The fact is that there are millions of blogs. For political and cultural analysis these come in two main types: group blogs (e.g., daily Kos in left Blogistan) and individual blogs. Individual blogs, like newspapers, radio, and TV, have enormous variations in intelligence and quality. Some are absolutely brilliant; others, unreadable. But both kinds of blogs are extremely democratic: anybody with access to a computer can be a writer and express an opinion or an analysis or spread a story. Anybody with a comment about a story is free to post it. Yoanni Sanchez, a prizewinning Cuban blogger, uses the computer at the local library. One doesn’t need money to be a blogger. Only time and desire. Bloggers who are no good remain unread and eventually give up. Bloggers who have something to say are ultimately recognized and build a readership.
I say all of this because I don’t think your show sufficiently acknowledges the importance of blogs, and it’s important that you begin to. Newspapers are cutting back and dying, radio and television are consolidating and moving news to entertainment and propaganda. Blogs continue to grow in influence and importance. Simply put, blogs are the important, new medium. In fact, some newspapers and radio stations attempt to put up blogs, to compete, but in general these are just not the same thing as blogs that are supported only by the writers’ time, energy, desire and persistence.

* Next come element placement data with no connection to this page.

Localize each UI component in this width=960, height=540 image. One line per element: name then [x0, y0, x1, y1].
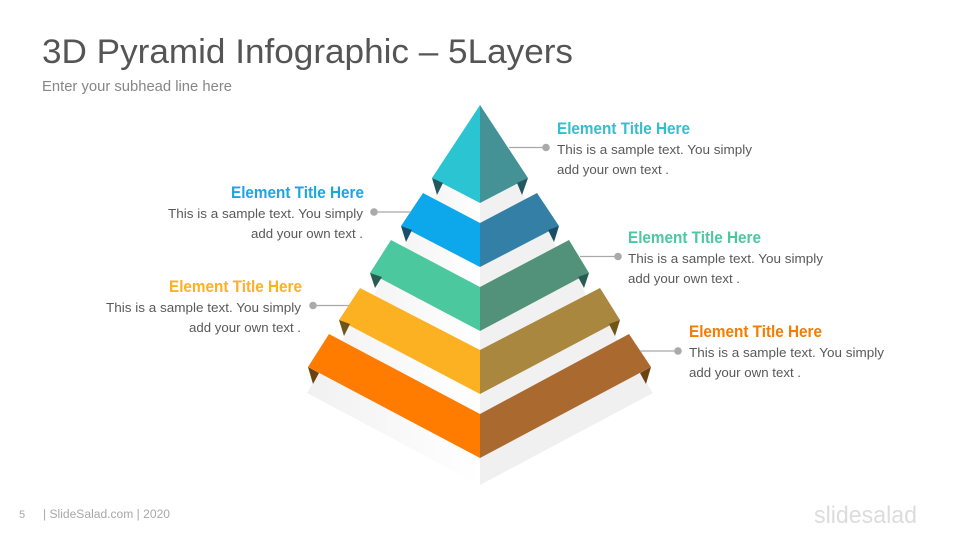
text block 1: Element Title Here — [557, 120, 690, 138]
connector 1 — [509, 144, 550, 151]
footer text: | SlideSalad.com | 2020 — [43, 509, 170, 521]
text block 4 — [106, 278, 302, 335]
gap band under layer 2 — [400, 230, 560, 300]
pyramid — [307, 105, 653, 485]
text block 2: add your own text . — [251, 226, 363, 241]
text block 2: This is a sample text. You simply — [168, 206, 363, 221]
text block 5: add your own text . — [689, 365, 801, 380]
layer 4 yellow — [339, 288, 620, 394]
text block 4: This is a sample text. You simply — [106, 300, 301, 315]
text block 1: add your own text . — [557, 162, 669, 177]
text block 4: add your own text . — [189, 320, 301, 335]
text block 3 — [628, 229, 823, 286]
text block 4: Element Title Here — [169, 278, 302, 296]
text block 3: Element Title Here — [628, 229, 761, 247]
base shadow — [307, 373, 653, 485]
gap band under layer 4 — [340, 324, 620, 430]
layer 2 blue — [401, 193, 559, 267]
logo wordmark: slidesalad — [814, 502, 917, 529]
layer 1 teal — [432, 105, 528, 203]
text block 1: This is a sample text. You simply — [557, 142, 752, 157]
connector 2 — [370, 208, 411, 216]
subhead: Enter your subhead line here — [42, 78, 232, 95]
connector 3 — [580, 253, 622, 260]
text block 2: Element Title Here — [231, 184, 364, 202]
layer 5 orange — [308, 334, 651, 458]
connector 5 — [640, 347, 682, 355]
layer 3 green — [370, 240, 589, 331]
title: 3D Pyramid Infographic – 5Layers — [42, 33, 573, 71]
text block 5 — [689, 323, 884, 380]
text block 3: add your own text . — [628, 271, 740, 286]
text block 5: This is a sample text. You simply — [689, 345, 884, 360]
connector 4 — [309, 302, 349, 309]
gap band under layer 3 — [370, 277, 590, 365]
text block 2 — [168, 184, 364, 241]
text block 3: This is a sample text. You simply — [628, 251, 823, 266]
page number: 5 — [19, 509, 25, 521]
text block 1 — [557, 120, 752, 177]
gap band under layer 1 — [430, 183, 530, 235]
text block 5: Element Title Here — [689, 323, 822, 341]
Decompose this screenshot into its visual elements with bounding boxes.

Why am I writing all of this? Because “Teh Blogs” deserve a seat on the Media Project. They provide an important viewpoint you ought to be providing your listeners. And nobody can explain blogging and its role in media as well as someone actually involved in it. In fact, only someone who is actively involved in blogging, which seems to involve reading lots of other blogs in addition to writing, can provide insight into what actually happened in the blogosphere in the past week. You’d be surprised to note that events in the blogosphere frequently don’t dwell on the same stories as the traditional media.
You don’t have to invite me to sit in. There are lots of other people who could do a wonderful job at this. You can pick the blogger of your choice.

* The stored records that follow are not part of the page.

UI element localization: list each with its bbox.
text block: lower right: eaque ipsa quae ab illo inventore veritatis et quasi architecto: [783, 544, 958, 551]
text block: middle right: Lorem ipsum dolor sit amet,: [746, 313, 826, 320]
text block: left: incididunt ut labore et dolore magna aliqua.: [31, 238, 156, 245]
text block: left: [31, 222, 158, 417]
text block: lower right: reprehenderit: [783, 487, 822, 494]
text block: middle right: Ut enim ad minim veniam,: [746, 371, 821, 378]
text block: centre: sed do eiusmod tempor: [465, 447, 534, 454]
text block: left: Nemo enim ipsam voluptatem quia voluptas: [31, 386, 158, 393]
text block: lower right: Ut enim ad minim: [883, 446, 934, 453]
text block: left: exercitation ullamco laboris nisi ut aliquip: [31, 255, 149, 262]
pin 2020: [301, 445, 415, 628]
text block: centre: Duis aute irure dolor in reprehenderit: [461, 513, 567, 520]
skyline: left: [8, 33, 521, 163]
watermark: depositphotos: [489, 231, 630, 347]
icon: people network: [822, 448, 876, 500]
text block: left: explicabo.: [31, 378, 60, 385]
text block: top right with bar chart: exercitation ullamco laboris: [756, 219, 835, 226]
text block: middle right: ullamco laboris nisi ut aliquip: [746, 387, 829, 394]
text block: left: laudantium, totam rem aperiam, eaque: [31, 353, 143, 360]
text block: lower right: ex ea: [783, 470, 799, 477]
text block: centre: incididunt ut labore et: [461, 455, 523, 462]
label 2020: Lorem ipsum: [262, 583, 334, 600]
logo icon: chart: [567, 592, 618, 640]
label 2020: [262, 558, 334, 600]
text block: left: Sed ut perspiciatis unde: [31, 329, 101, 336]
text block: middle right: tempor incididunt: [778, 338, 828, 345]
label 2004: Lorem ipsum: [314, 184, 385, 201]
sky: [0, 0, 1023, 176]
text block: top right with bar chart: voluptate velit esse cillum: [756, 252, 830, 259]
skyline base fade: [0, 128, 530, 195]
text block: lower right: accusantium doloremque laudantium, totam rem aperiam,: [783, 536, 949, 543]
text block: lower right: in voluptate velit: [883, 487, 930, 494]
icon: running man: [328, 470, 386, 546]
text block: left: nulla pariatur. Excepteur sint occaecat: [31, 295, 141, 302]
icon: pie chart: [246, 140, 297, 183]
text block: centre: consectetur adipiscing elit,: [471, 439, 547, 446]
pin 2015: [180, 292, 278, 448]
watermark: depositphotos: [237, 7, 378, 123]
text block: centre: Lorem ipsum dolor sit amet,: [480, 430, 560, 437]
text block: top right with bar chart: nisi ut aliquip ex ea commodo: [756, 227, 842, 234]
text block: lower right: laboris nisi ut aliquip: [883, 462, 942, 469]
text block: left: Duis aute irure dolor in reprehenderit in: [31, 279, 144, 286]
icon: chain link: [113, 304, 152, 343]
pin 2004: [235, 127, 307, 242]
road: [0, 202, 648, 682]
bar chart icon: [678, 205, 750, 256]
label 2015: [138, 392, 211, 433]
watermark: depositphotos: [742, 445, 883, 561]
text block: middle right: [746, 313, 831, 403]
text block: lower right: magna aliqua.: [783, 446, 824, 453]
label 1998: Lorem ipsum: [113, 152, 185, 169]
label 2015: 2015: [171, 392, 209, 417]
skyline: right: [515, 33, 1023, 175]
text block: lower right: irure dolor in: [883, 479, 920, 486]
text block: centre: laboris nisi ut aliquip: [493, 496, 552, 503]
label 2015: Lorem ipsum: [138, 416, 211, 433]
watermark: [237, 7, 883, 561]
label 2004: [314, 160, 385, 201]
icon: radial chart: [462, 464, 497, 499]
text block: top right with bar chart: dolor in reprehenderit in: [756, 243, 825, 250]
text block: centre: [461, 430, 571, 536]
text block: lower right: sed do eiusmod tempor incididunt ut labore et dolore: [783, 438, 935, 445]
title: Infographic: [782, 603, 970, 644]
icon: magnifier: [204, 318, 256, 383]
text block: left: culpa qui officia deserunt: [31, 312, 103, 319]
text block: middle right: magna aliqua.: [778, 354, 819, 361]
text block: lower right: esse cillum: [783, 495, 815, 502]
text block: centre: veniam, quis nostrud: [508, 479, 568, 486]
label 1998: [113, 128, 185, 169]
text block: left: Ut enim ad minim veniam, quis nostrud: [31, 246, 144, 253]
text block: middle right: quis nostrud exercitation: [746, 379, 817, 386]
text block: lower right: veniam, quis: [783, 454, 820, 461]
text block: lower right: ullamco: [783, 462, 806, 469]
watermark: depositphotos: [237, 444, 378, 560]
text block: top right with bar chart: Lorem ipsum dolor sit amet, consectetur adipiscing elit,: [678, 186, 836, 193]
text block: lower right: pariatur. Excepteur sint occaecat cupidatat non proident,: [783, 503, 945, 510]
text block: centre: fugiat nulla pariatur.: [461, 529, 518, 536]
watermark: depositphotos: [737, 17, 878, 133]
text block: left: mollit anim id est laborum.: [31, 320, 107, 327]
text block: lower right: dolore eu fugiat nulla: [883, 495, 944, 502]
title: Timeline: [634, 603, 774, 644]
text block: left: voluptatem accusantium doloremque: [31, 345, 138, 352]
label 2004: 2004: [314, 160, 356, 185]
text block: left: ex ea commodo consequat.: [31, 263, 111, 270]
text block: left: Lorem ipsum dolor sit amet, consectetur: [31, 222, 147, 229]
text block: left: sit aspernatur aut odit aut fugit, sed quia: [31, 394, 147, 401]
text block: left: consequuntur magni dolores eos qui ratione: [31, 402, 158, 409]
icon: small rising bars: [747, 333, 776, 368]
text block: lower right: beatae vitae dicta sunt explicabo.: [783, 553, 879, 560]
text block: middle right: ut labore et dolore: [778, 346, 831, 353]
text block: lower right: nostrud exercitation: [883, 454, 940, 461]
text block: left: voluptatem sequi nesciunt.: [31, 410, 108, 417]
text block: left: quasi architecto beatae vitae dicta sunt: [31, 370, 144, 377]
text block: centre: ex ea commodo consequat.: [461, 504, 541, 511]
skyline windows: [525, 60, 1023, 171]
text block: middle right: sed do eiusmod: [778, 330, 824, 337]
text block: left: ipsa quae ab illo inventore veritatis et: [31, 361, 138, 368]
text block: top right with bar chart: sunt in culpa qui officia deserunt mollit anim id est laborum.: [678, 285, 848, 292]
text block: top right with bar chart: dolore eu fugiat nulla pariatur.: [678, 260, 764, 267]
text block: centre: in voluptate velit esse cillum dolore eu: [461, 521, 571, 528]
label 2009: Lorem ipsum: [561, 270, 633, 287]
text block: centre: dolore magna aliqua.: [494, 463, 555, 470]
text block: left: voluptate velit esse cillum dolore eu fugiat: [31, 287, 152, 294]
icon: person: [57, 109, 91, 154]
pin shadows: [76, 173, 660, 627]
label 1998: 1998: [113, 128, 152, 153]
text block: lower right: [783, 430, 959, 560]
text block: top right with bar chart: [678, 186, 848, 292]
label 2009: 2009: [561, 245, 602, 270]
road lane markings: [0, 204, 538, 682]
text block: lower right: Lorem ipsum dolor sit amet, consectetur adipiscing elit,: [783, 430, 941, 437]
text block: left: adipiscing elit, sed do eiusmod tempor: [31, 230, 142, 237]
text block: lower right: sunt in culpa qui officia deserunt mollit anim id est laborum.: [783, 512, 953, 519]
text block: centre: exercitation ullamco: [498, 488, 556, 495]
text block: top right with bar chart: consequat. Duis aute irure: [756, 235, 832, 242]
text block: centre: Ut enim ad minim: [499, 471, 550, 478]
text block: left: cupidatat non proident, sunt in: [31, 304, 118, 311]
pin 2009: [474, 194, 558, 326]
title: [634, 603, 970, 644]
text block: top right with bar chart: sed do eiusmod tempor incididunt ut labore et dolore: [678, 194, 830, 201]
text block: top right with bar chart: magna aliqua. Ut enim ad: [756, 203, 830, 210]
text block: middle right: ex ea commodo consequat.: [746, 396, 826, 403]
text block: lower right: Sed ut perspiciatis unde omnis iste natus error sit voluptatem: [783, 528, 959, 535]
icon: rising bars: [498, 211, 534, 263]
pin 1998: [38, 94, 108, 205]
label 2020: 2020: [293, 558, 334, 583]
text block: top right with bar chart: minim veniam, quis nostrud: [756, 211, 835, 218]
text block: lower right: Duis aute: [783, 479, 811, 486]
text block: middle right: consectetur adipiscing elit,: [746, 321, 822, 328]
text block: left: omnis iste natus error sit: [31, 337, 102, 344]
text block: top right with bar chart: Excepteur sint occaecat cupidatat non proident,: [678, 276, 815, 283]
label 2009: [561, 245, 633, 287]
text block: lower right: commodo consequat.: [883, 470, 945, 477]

Are the blogs powerful enough, important enough to deserve this kind of consideration? A simple demonstration. I won’t mail this letter to you. I’ll just post it on two small blogs, my own, The Dream Antilles, and my favorite group blog, Docudharma. I’m relatively sure you’ll find out about my opinion and the comments of many others through the magic of the blogs.
David Seth Michaels
P.S. I use the name “davidseth” when I blog. Anybody who cares can easily find my full name and where I am. I do this because I stand behind every single word I write.